La facture que je ne comprenais plus

Un matin de mars, je relis la liste des prélèvements récurrents de L'Atelier Palissy, et je tombe sur une ligne qui me surprend par sa régularité : Zapier Pro, 73,50 dollars, tous les mois depuis dix-huit mois. À côté, un Make Pro plus petit mais tout aussi discret. Je fais le compte : vingt-et-un Zaps actifs, neuf scénarios Make, quelques-uns à l'arrêt, quelques-uns manifestement cassés depuis des semaines. Personne ne s'en apercevait, parce que chaque automation vivait sur son propre dashboard, avec sa propre histoire, ses propres logs que personne ne regardait jamais.
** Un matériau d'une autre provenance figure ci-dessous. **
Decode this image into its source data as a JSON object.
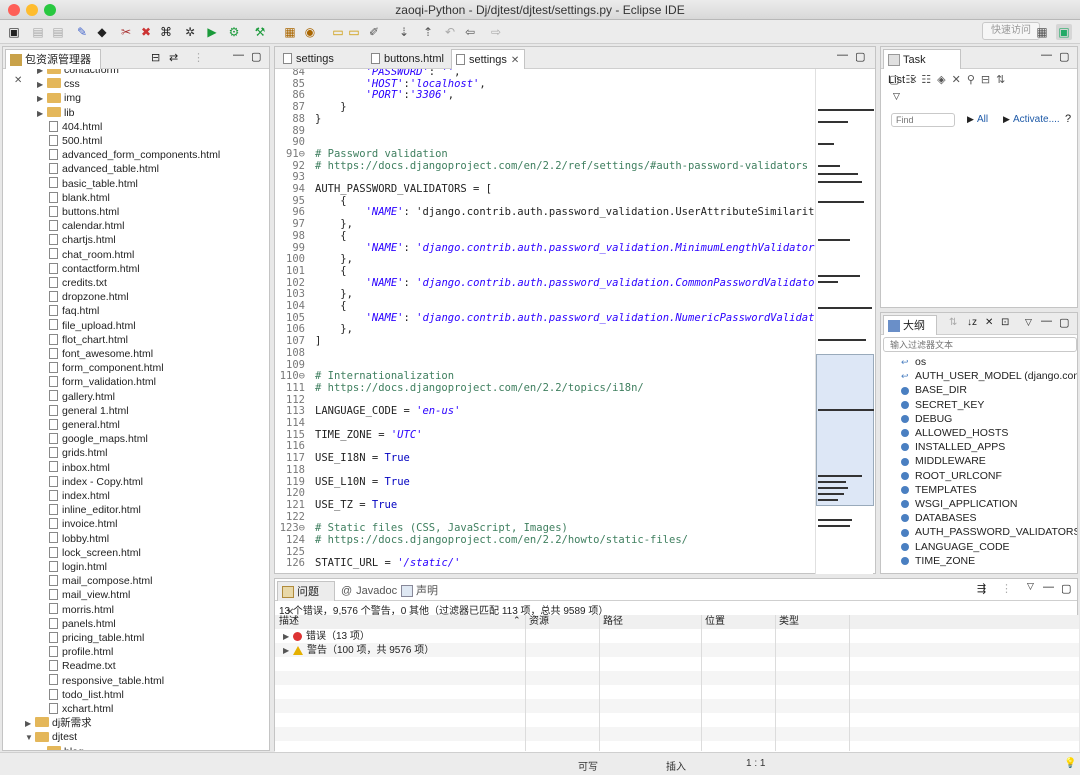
{
  "window": {
    "title": "zaoqi-Python - Dj/djtest/djtest/settings.py - Eclipse IDE",
    "quick_access": "快速访问"
  },
  "left_pane": {
    "title": "包资源管理器",
    "items": [
      {
        "label": "contactform",
        "type": "folder",
        "indent": 1,
        "expanded": false
      },
      {
        "label": "css",
        "type": "folder",
        "indent": 1,
        "expanded": false
      },
      {
        "label": "img",
        "type": "folder",
        "indent": 1,
        "expanded": false
      },
      {
        "label": "lib",
        "type": "folder",
        "indent": 1,
        "expanded": false
      },
      {
        "label": "404.html",
        "type": "file",
        "indent": 2
      },
      {
        "label": "500.html",
        "type": "file",
        "indent": 2
      },
      {
        "label": "advanced_form_components.html",
        "type": "file",
        "indent": 2
      },
      {
        "label": "advanced_table.html",
        "type": "file",
        "indent": 2
      },
      {
        "label": "basic_table.html",
        "type": "file",
        "indent": 2
      },
      {
        "label": "blank.html",
        "type": "file",
        "indent": 2
      },
      {
        "label": "buttons.html",
        "type": "file",
        "indent": 2
      },
      {
        "label": "calendar.html",
        "type": "file",
        "indent": 2
      },
      {
        "label": "chartjs.html",
        "type": "file",
        "indent": 2
      },
      {
        "label": "chat_room.html",
        "type": "file",
        "indent": 2
      },
      {
        "label": "contactform.html",
        "type": "file",
        "indent": 2
      },
      {
        "label": "credits.txt",
        "type": "file",
        "indent": 2
      },
      {
        "label": "dropzone.html",
        "type": "file",
        "indent": 2
      },
      {
        "label": "faq.html",
        "type": "file",
        "indent": 2
      },
      {
        "label": "file_upload.html",
        "type": "file",
        "indent": 2
      },
      {
        "label": "flot_chart.html",
        "type": "file",
        "indent": 2
      },
      {
        "label": "font_awesome.html",
        "type": "file",
        "indent": 2
      },
      {
        "label": "form_component.html",
        "type": "file",
        "indent": 2
      },
      {
        "label": "form_validation.html",
        "type": "file",
        "indent": 2
      },
      {
        "label": "gallery.html",
        "type": "file",
        "indent": 2
      },
      {
        "label": "general 1.html",
        "type": "file",
        "indent": 2
      },
      {
        "label": "general.html",
        "type": "file",
        "indent": 2
      },
      {
        "label": "google_maps.html",
        "type": "file",
        "indent": 2
      },
      {
        "label": "grids.html",
        "type": "file",
        "indent": 2
      },
      {
        "label": "inbox.html",
        "type": "file",
        "indent": 2
      },
      {
        "label": "index - Copy.html",
        "type": "file",
        "indent": 2
      },
      {
        "label": "index.html",
        "type": "file",
        "indent": 2
      },
      {
        "label": "inline_editor.html",
        "type": "file",
        "indent": 2
      },
      {
        "label": "invoice.html",
        "type": "file",
        "indent": 2
      },
      {
        "label": "lobby.html",
        "type": "file",
        "indent": 2
      },
      {
        "label": "lock_screen.html",
        "type": "file",
        "indent": 2
      },
      {
        "label": "login.html",
        "type": "file",
        "indent": 2
      },
      {
        "label": "mail_compose.html",
        "type": "file",
        "indent": 2
      },
      {
        "label": "mail_view.html",
        "type": "file",
        "indent": 2
      },
      {
        "label": "morris.html",
        "type": "file",
        "indent": 2
      },
      {
        "label": "panels.html",
        "type": "file",
        "indent": 2
      },
      {
        "label": "pricing_table.html",
        "type": "file",
        "indent": 2
      },
      {
        "label": "profile.html",
        "type": "file",
        "indent": 2
      },
      {
        "label": "Readme.txt",
        "type": "file",
        "indent": 2
      },
      {
        "label": "responsive_table.html",
        "type": "file",
        "indent": 2
      },
      {
        "label": "todo_list.html",
        "type": "file",
        "indent": 2
      },
      {
        "label": "xchart.html",
        "type": "file",
        "indent": 2
      },
      {
        "label": "dj新需求",
        "type": "folder",
        "indent": 0,
        "expanded": false
      },
      {
        "label": "djtest",
        "type": "folder",
        "indent": 0,
        "expanded": true
      },
      {
        "label": "blog",
        "type": "folder",
        "indent": 1,
        "expanded": true
      }
    ]
  },
  "editor": {
    "tabs": [
      {
        "label": "settings",
        "active": false
      },
      {
        "label": "buttons.html",
        "active": false
      },
      {
        "label": "settings",
        "active": true
      }
    ],
    "lines": [
      {
        "n": "84",
        "t": "        'PASSWORD': '',"
      },
      {
        "n": "85",
        "t": "        'HOST':'localhost',"
      },
      {
        "n": "86",
        "t": "        'PORT':'3306',"
      },
      {
        "n": "87",
        "t": "    }"
      },
      {
        "n": "88",
        "t": "}"
      },
      {
        "n": "89",
        "t": ""
      },
      {
        "n": "90",
        "t": ""
      },
      {
        "n": "91⊖",
        "t": "# Password validation"
      },
      {
        "n": "92",
        "t": "# https://docs.djangoproject.com/en/2.2/ref/settings/#auth-password-validators"
      },
      {
        "n": "93",
        "t": ""
      },
      {
        "n": "94",
        "t": "AUTH_PASSWORD_VALIDATORS = ["
      },
      {
        "n": "95",
        "t": "    {"
      },
      {
        "n": "96",
        "t": "        'NAME': 'django.contrib.auth.password_validation.UserAttributeSimilarityVal"
      },
      {
        "n": "97",
        "t": "    },"
      },
      {
        "n": "98",
        "t": "    {"
      },
      {
        "n": "99",
        "t": "        'NAME': 'django.contrib.auth.password_validation.MinimumLengthValidator',"
      },
      {
        "n": "100",
        "t": "    },"
      },
      {
        "n": "101",
        "t": "    {"
      },
      {
        "n": "102",
        "t": "        'NAME': 'django.contrib.auth.password_validation.CommonPasswordValidator',"
      },
      {
        "n": "103",
        "t": "    },"
      },
      {
        "n": "104",
        "t": "    {"
      },
      {
        "n": "105",
        "t": "        'NAME': 'django.contrib.auth.password_validation.NumericPasswordValidator',"
      },
      {
        "n": "106",
        "t": "    },"
      },
      {
        "n": "107",
        "t": "]"
      },
      {
        "n": "108",
        "t": ""
      },
      {
        "n": "109",
        "t": ""
      },
      {
        "n": "110⊖",
        "t": "# Internationalization"
      },
      {
        "n": "111",
        "t": "# https://docs.djangoproject.com/en/2.2/topics/i18n/"
      },
      {
        "n": "112",
        "t": ""
      },
      {
        "n": "113",
        "t": "LANGUAGE_CODE = 'en-us'"
      },
      {
        "n": "114",
        "t": ""
      },
      {
        "n": "115",
        "t": "TIME_ZONE = 'UTC'"
      },
      {
        "n": "116",
        "t": ""
      },
      {
        "n": "117",
        "t": "USE_I18N = True"
      },
      {
        "n": "118",
        "t": ""
      },
      {
        "n": "119",
        "t": "USE_L10N = True"
      },
      {
        "n": "120",
        "t": ""
      },
      {
        "n": "121",
        "t": "USE_TZ = True"
      },
      {
        "n": "122",
        "t": ""
      },
      {
        "n": "123⊖",
        "t": "# Static files (CSS, JavaScript, Images)"
      },
      {
        "n": "124",
        "t": "# https://docs.djangoproject.com/en/2.2/howto/static-files/"
      },
      {
        "n": "125",
        "t": ""
      },
      {
        "n": "126",
        "t": "STATIC_URL = '/static/'"
      }
    ]
  },
  "tasklist": {
    "title": "Task List",
    "find_placeholder": "Find",
    "all_label": "All",
    "activate_label": "Activate...."
  },
  "outline": {
    "title": "大纲",
    "filter_placeholder": "输入过滤器文本",
    "items": [
      {
        "label": "os",
        "kind": "import"
      },
      {
        "label": "AUTH_USER_MODEL (django.conf.glol",
        "kind": "import"
      },
      {
        "label": "BASE_DIR",
        "kind": "var"
      },
      {
        "label": "SECRET_KEY",
        "kind": "var"
      },
      {
        "label": "DEBUG",
        "kind": "var"
      },
      {
        "label": "ALLOWED_HOSTS",
        "kind": "var"
      },
      {
        "label": "INSTALLED_APPS",
        "kind": "var"
      },
      {
        "label": "MIDDLEWARE",
        "kind": "var"
      },
      {
        "label": "ROOT_URLCONF",
        "kind": "var"
      },
      {
        "label": "TEMPLATES",
        "kind": "var"
      },
      {
        "label": "WSGI_APPLICATION",
        "kind": "var"
      },
      {
        "label": "DATABASES",
        "kind": "var"
      },
      {
        "label": "AUTH_PASSWORD_VALIDATORS",
        "kind": "var"
      },
      {
        "label": "LANGUAGE_CODE",
        "kind": "var"
      },
      {
        "label": "TIME_ZONE",
        "kind": "var"
      }
    ]
  },
  "problems": {
    "tabs": [
      "问题",
      "Javadoc",
      "声明"
    ],
    "summary": "13 个错误，9,576 个警告，0 其他（过滤器已匹配 113 项，总共 9589 项）",
    "columns": [
      "描述",
      "资源",
      "路径",
      "位置",
      "类型"
    ],
    "errors_label": "错误（13 项）",
    "warnings_label": "警告（100 项，共 9576 项）"
  },
  "status": {
    "writable": "可写",
    "insert": "插入",
    "position": "1 : 1"
  }
}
Je ne savais pas exactement ce que chacune faisait. Je savais qu'il y en avait environ trente, qu'elles faisaient passer des données de Formidable vers Mailchimp, de Meta Lead Ads vers une Google Sheet partagée, de Stripe vers un mail de confirmation, qu'elles se déclenchaient sur webhook, sur polling, sur horaire, et qu'une moitié des pannes silencieuses du système venait probablement de là. Je n'avais pas l'énergie d'aller voir, parce qu'aller voir, c'était ouvrir un outil dans lequel je n'étais pas chez moi.

Vingt-huit jours plus tard, il n'y en avait plus. Zéro Zap, zéro scénario Make, tout remplacé par trois cents lignes de TypeScript qui tournent dans mon ERP Rembrandt, sous Sentry, sous tests, avec une seule vue d'ensemble que je regarde le matin au café.


Si tu as 30 secondes. Les automations Zapier/Make paient trois dettes invisibles : elles vivent hors de ta base, elles loguent ailleurs que ton monitoring, et elles se déclenchent sur des règles qu'on finit par ne plus lire. Remplacer trente automations par un pipeline événementiel unique prend quatre semaines, pas six mois, à condition de tenir une règle d'or : ne jamais couper un Zap avant d'avoir validé son remplacement en double écriture pendant trois à cinq jours. L'article donne la méthode, le calendrier et le coût évité.

Trois dettes invisibles

La première dette que les outils no-code produisent s'appelle, dans la littérature interne qui n'existe pas encore, la dette distribuée. Tes données vivent à trois endroits à la fois, et aucun des trois n'est canonique. Mon CRM pensait que la vérité était dans Google Sheets. Mailchimp pensait que la vérité venait de Zapier. Supabase ne pensait rien parce que je n'y écrivais qu'une partie de ce qui se passait. Le jour où un prospect arrive dans trois onglets différents avec trois orthographes différentes, personne ne sait quel enregistrement est le vrai. La seule façon de trancher, c'est de choisir un endroit qui gagne par construction, et de faire tout le reste en esclave.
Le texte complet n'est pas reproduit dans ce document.